Niemcy odchodzą od elektryków. Przyszedł czas na zimny prysznic

Po raz pierwszy od ośmiu lat niemiecki rynek samochodów elektrycznych odnotuje spadek. Sprzedaż ma zmniejszyć się o 14 proc. Powodów jest wiele, ale nietrudno się ich domyślić.

Produkcja Audi Q8 e-trona
Produkcja Audi Q8 e-trona
Źródło zdjęć: © Autokult | Szymon Jasina
Mateusz Lubczański

31.01.2024 | aktual.: 31.01.2024 11:42

Największy rynek motoryzacyjny w Europie został dotknięty przez dużą inflację. Do tego wysokie ceny pojazdów elektrycznych oraz niewystarczająca infrastruktura ładowania (nadal lepsza od tego, co mamy w Polsce) sprawiły, że klienci raczej niechętnie podchodzili do zakupów – informuje Automotive News Europe.
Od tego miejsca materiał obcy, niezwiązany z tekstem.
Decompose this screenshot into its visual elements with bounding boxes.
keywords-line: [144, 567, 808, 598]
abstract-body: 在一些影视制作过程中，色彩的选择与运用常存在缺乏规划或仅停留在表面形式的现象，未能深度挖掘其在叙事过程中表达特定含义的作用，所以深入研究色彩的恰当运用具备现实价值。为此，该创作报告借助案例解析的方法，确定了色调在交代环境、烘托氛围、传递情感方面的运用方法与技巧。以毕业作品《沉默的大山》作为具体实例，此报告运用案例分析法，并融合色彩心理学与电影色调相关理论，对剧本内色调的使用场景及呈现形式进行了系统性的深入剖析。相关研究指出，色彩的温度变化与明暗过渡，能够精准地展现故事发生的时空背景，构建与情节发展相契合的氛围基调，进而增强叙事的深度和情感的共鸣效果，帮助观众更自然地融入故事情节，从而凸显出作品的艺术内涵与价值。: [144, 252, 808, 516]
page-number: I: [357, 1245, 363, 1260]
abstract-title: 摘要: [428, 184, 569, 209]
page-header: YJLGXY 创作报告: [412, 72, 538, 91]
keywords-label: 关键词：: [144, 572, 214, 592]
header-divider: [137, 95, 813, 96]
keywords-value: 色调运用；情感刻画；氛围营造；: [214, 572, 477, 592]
Nie można też zapomnieć, że w grudniu zrezygnowano z dopłat do pojazdów elektrycznych.

Niemiecki Związek Producentów Samochodów wskazuje, że sprzedaż w pełni elektrycznych pojazdów zmniejszy się o 14 proc., do 451 tys. sztuk. W 2023 roku sprzedano 524 tys. samochodów typu BEV.

Producenci reagują na zmniejszony popyt: premiery nowych modeli są przesuwane, a z kolei wypożyczalnie samochodów rezygnują z elektryków. Jest to spowodowane wojną cenową, przez co wartości używanych pojazdów na prąd spadają za szybko, przynosząc straty.

Związek zauważa jednak, że produkcja elektryków ma wzrosnąć nawet o 19 proc. Te samochody trafią na eksport, poza teren Unii Europejskiej.